Authors: Matthias Anderer and Feng Li
Abstract: Hierarchical forecasting with intermittent time series is a challenge in both research and empirical studies. Extensive research focuses on improving the accuracy of each hierarchy, especially the intermittent time series at bottom levels. Then hierarchical reconciliation could be used to improve the overall performance further. In this paper, we present a hierarchical-forecasting-with-alignment approach that treats the bottom level forecasts as mutable to ensure higher forecasting accuracy on the upper levels of the hierarchy. We employ a pure deep learning forecasting approach N-BEATS for continuous time series at the top levels and a widely used tree-based algorithm LightGBM for the intermittent time series at the bottom level. The hierarchical-forecasting-with-alignment approach is a simple yet effective variant of the bottom-up method, accounting for biases that are difficult to observe at the bottom level. It allows suboptimal forecasts at the lower level to retain a higher overall performance. The approach in this empirical study was developed by the first author during the M5 Forecasting Accuracy competition, ranking second place. The method is also business orientated and could benefit for business strategic planning.
This paper proposes a hierarchical-forecasting-with-alignment approach that focuses on improving the point forecast accuracy for upper levels by aligning the high accuracy top level forecasts with the aggregated bottom level forecasts in a hierarchical time series setting. The proposed top-down alignment approach ensures low forecasting errors on the upper levels of the hierarchy and improves the overall forecasting performance for an equally weighted metric like WRMSSE. Our research sheds light on an orthogonal direction for forecasting reconciliation, as suggested in e.g., Wickramasuriya (2019), allowing some suboptimal forecasts at the lower level while retaining the accuracy on upper levels.

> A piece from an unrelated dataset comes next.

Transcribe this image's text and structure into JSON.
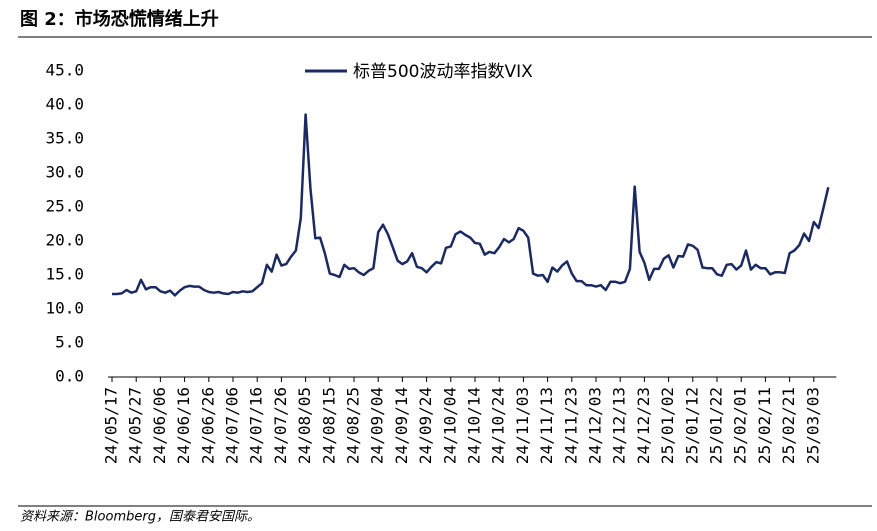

The hierarchical forecasting with alignment approach is straightforward to implement in practice. Improving overall forecasting performance requires accurate forecasting on the top level of the hierarchy. We employ the state-of-the-art deep learning forecasting approach N-BEATS for continuous time series at the top levels and a widely used tree-based algorithm LightGBM with non-time series features for the bottom level intermittent time series. Both methods are easy to use and effortless to scale up with massive time series. It is worth mentioning that the presented framework is general, and one could easily replace N-BEATS and LightGBM with other appropriate forecasting algorithms.
One notable difference compared to other approaches in the M5 competition is that the approach focuses on improving the forecasting accuracy on the continuous upper levels. We do not directly take the forecasting accuracy from bottom level intermittent time-series as our central attention, and the bottom level forecasts are treated as mutable to ensure the hierarchical alignment. However, special combination techniques could improve the accuracy of intermittent time series forecasting.
Although we focus on the point forecast in this paper, the probabilistic forecast with the presented scheme should be straightforward to implement with a corresponding probabilistic loss function. Another direction for future research is finding the best combination of top-level and bottom-level models. At the moment, the forecasting for the upper levels and the bottom level is done independently. To utilize the information across hierarchical levels, we could consider a joint modeling scheme together with the alignment approach, or alignment with multiple levels in the future study. Combining the top-down alignment with other reconciliation methods is also possible but needs further investigation.